Following the draw for the group stage of next summer’s World Cup, talk is of whether or not England can qualify from a group consisting of Italy, Uruguay and Costa Rica.
Perhaps it should be about what Mario Balotelli and Luis Suarez could do prior to that to make it a little easier for us – an indiscretion that would render their talent moot as a result of their absence. But to be honest both players will be there because both players appear to have learnt that what they do on the pitch…with a ball…is a better way of getting noticed.
So instead of talking about the likelihood of us reaching the knock-out stages of a competition we have absolutely no chance of winning, I want to talk about the national anthem.
You know the one. People sing it before the matches kick-off and the fans are always a little ahead of the music, leading to a case of premature satisfaction that they know all the words, a good five seconds before the PA sounds its last note.

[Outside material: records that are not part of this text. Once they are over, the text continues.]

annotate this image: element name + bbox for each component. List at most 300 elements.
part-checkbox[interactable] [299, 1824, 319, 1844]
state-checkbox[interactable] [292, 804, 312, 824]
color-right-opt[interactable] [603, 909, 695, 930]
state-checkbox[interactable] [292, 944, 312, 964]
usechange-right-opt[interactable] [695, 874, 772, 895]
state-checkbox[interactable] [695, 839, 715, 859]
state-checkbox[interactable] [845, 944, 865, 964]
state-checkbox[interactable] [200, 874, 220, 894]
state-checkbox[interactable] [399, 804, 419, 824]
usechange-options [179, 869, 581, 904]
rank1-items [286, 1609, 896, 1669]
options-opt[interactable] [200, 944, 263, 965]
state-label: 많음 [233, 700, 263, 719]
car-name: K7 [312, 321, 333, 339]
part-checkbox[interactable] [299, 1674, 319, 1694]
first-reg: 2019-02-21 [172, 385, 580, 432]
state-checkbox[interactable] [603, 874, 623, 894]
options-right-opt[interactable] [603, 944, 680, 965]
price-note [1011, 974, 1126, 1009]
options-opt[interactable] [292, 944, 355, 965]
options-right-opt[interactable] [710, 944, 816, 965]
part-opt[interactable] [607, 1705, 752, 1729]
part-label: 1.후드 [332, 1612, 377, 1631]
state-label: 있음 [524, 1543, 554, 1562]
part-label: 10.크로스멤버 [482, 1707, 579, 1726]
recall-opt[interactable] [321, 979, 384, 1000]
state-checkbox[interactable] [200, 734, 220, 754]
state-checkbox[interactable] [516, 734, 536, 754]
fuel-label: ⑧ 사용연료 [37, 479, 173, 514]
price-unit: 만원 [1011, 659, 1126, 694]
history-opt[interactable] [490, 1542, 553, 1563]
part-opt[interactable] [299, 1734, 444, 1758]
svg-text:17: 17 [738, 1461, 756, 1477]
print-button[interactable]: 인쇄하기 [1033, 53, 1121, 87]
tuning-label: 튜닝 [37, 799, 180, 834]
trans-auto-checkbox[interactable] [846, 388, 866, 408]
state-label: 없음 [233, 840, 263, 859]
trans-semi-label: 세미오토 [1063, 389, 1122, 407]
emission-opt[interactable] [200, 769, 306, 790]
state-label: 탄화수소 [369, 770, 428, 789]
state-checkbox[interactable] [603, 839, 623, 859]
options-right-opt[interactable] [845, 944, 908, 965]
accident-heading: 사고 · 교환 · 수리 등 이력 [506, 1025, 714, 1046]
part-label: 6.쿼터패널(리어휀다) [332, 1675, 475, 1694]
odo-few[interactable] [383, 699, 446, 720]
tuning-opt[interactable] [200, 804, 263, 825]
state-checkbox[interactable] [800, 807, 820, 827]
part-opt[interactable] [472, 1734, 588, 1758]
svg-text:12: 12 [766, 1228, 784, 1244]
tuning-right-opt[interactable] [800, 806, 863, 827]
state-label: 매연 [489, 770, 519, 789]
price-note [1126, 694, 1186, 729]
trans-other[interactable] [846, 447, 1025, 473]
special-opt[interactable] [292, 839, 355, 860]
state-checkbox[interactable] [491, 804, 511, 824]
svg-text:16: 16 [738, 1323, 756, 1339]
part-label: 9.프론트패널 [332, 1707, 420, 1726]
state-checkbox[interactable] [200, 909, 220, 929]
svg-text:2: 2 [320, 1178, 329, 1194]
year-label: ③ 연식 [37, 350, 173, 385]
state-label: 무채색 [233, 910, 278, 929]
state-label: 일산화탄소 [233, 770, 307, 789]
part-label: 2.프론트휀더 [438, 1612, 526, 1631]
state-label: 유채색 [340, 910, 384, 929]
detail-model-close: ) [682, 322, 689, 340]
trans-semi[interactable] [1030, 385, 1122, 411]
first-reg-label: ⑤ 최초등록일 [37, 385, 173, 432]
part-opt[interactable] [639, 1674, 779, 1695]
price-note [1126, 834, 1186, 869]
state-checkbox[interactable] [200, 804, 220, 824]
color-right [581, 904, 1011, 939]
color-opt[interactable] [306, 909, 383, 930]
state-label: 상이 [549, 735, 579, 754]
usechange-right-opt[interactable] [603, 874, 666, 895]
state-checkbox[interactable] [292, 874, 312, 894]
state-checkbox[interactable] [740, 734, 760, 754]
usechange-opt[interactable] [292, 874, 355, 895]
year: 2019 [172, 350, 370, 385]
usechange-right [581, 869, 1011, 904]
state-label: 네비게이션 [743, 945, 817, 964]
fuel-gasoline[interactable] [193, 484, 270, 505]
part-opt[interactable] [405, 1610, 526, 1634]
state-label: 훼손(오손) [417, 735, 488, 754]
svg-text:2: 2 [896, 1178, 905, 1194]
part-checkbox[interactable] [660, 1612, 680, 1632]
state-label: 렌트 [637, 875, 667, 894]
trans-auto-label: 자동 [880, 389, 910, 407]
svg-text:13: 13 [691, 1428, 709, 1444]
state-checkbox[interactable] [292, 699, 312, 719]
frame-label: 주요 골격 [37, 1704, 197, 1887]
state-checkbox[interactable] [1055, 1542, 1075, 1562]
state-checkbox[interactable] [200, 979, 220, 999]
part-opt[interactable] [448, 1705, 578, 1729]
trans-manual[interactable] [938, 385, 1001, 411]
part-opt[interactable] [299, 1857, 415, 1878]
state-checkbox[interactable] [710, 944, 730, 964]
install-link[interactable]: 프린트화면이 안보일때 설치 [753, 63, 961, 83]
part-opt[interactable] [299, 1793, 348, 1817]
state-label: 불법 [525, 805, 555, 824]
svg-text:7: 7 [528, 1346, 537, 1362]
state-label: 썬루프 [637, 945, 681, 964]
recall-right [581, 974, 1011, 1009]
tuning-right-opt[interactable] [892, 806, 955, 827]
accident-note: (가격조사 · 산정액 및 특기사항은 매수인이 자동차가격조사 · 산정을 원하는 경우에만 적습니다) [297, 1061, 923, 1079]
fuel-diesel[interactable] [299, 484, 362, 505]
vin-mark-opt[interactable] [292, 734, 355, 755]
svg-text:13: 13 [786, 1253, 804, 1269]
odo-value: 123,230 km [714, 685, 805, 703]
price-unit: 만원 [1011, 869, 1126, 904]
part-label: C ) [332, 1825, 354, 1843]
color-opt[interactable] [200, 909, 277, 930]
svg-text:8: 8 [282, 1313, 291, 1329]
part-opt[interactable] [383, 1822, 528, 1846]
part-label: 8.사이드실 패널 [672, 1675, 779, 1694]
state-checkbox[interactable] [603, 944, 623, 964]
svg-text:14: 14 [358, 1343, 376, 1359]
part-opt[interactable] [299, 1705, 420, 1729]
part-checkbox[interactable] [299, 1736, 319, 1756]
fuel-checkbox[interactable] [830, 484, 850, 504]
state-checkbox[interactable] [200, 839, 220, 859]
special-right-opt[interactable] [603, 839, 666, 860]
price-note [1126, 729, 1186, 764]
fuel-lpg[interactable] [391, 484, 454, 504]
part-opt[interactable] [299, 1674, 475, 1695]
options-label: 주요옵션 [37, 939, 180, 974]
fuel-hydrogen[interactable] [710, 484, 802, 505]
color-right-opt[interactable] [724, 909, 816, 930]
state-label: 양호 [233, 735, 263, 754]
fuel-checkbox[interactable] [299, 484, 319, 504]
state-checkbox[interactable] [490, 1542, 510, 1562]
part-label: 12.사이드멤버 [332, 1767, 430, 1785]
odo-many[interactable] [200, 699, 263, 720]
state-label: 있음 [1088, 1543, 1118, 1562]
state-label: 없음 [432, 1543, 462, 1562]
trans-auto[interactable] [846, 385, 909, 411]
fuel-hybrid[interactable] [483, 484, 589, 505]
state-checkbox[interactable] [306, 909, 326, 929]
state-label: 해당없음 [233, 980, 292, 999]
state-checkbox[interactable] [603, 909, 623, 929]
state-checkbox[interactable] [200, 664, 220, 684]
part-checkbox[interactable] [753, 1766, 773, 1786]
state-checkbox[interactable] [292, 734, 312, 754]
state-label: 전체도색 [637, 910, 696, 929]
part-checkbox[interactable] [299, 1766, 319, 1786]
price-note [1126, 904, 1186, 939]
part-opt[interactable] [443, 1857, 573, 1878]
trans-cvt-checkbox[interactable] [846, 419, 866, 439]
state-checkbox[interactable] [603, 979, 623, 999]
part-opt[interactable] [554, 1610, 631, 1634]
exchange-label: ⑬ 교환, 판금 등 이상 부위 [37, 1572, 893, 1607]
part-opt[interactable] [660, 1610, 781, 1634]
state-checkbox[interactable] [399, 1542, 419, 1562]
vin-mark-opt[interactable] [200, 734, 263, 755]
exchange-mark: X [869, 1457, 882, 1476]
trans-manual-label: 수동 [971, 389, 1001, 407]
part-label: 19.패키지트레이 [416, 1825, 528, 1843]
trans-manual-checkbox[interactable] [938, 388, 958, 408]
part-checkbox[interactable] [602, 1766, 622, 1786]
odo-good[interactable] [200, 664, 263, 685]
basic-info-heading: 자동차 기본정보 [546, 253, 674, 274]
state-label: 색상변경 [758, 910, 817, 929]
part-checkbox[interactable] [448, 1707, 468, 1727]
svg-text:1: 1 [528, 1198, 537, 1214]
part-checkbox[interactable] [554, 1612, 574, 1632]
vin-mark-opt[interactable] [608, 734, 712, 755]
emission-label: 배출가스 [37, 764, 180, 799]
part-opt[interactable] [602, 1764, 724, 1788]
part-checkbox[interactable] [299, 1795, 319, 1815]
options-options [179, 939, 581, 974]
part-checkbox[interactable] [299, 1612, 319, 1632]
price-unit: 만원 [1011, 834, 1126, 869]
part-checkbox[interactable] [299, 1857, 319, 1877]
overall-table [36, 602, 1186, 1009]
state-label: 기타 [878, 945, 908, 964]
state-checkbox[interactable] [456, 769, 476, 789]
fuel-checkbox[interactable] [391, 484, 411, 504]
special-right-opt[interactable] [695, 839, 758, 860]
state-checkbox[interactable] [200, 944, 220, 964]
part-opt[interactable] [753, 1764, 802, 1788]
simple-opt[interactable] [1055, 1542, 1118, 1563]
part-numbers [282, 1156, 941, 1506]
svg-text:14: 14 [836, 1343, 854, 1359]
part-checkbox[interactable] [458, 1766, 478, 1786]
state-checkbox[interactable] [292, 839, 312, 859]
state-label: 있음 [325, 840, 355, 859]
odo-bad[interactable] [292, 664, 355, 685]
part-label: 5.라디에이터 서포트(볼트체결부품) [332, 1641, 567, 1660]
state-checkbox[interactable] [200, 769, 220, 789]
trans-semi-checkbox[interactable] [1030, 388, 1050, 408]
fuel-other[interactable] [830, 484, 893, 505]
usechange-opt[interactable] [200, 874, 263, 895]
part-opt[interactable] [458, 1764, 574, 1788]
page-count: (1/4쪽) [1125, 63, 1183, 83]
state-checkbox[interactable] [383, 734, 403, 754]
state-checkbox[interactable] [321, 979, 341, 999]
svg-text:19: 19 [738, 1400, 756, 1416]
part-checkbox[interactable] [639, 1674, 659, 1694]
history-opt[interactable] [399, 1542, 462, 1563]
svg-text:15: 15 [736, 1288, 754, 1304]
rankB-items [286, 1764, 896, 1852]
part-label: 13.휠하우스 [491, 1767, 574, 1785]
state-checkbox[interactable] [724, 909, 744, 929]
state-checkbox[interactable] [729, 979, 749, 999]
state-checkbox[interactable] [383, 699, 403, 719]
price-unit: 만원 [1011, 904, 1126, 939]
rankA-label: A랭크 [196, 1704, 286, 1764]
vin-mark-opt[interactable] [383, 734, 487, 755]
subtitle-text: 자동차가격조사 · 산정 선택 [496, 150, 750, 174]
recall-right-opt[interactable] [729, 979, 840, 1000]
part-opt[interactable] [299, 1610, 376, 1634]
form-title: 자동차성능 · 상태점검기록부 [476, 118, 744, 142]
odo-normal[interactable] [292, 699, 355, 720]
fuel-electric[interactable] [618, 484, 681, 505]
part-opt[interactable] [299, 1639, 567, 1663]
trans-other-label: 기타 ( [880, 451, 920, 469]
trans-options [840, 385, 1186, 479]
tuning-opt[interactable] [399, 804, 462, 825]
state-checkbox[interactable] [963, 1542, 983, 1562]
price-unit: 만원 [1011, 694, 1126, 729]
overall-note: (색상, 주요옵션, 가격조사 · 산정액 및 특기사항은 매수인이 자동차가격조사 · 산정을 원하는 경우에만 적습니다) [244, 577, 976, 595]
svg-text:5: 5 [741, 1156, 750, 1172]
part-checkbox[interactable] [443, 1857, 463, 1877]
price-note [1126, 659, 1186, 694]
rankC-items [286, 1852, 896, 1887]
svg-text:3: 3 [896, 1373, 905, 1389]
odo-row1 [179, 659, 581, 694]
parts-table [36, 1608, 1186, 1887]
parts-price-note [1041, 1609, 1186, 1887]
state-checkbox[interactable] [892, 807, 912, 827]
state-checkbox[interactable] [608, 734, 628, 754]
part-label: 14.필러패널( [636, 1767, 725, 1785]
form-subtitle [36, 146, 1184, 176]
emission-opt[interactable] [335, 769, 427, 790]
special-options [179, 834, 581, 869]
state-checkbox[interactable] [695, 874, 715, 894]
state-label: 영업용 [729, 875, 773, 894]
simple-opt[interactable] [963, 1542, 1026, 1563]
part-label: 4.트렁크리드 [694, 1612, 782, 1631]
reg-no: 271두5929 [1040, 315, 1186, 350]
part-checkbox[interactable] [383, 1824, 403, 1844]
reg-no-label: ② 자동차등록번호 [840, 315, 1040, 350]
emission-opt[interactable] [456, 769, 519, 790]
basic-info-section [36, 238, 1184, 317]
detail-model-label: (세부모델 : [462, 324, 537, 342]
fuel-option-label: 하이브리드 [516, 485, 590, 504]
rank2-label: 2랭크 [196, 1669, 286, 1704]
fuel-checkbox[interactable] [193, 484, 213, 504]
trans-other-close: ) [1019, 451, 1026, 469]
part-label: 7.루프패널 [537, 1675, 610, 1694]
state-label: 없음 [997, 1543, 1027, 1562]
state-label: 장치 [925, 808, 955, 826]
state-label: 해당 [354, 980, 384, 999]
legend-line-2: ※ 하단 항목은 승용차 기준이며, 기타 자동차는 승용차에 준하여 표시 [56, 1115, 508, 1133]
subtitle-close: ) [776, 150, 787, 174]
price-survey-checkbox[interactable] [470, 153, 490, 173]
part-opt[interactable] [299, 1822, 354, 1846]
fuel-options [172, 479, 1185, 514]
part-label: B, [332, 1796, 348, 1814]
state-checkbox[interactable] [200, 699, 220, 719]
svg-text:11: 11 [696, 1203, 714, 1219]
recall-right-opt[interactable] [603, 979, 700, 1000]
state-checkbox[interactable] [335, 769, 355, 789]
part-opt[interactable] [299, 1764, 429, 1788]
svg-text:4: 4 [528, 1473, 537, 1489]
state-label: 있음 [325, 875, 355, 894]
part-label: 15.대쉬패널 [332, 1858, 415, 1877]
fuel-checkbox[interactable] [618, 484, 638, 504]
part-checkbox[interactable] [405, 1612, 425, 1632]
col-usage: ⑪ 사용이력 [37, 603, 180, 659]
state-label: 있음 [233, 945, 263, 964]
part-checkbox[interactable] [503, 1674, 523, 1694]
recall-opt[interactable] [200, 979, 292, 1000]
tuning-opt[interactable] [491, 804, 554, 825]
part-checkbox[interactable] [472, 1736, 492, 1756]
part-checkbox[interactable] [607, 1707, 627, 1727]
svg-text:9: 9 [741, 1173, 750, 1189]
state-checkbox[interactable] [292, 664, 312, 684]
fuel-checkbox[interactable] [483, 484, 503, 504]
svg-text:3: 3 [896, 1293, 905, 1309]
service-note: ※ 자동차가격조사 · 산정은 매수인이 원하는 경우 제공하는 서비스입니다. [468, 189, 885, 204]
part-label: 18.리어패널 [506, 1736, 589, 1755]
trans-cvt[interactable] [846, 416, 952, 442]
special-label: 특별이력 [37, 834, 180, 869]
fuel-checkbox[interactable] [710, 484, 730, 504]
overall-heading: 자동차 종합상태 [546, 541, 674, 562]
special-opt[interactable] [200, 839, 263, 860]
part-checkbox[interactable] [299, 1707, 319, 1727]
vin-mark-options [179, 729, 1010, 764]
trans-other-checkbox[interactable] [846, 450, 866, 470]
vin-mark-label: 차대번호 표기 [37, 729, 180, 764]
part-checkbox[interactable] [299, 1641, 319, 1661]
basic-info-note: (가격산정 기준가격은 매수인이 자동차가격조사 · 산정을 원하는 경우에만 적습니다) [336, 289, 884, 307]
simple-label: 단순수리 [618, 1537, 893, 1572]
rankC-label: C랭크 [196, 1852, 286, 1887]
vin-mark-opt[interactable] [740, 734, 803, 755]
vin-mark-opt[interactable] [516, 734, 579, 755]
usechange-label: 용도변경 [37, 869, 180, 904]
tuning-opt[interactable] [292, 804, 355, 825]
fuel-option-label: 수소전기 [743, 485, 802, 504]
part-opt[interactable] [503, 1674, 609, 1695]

Anyway, I have no issue with the national anthem as a national anthem. It is pretty simple to learn, it has a good message, and even the staunchest of karaoke-refusers give it some welly.
In fact having sat through copious internationals, I can safely say ours is among the best anthems, for its length if not its jauntiness. A short anthem always trumps a lengthy one when all you really want to do is watch some football.
But as I will be sitting through at least three England matches that actually mean something this summer, I just have to say something…
The national anthem is NOT a football chant!
Given that a football chant’s primary purpose is to motivate your team, listening to England fans drone on surely does the opposite. It is dull, monotonous, and stirs little more than a fresh wave of torpidity among both the players and the fans forced to suffer it.
In short, England fans need a new set-list. Just one rendition of the national anthem please, prior to the match, where it should be. And no more ‘Rule Britannia’, which can be the most stirring of numbers if you hear it somewhere like the Proms, but is quite the opposite in a football stadium.
No wonder our national team has been so disappointing in recent times. The chants invite lethargy, songs mistakenly seen as motivational chants where all the oomph is lost in the very act of chanting.
It is time for a change, and while we may not win the thing, the least we can do is have fun while we are there.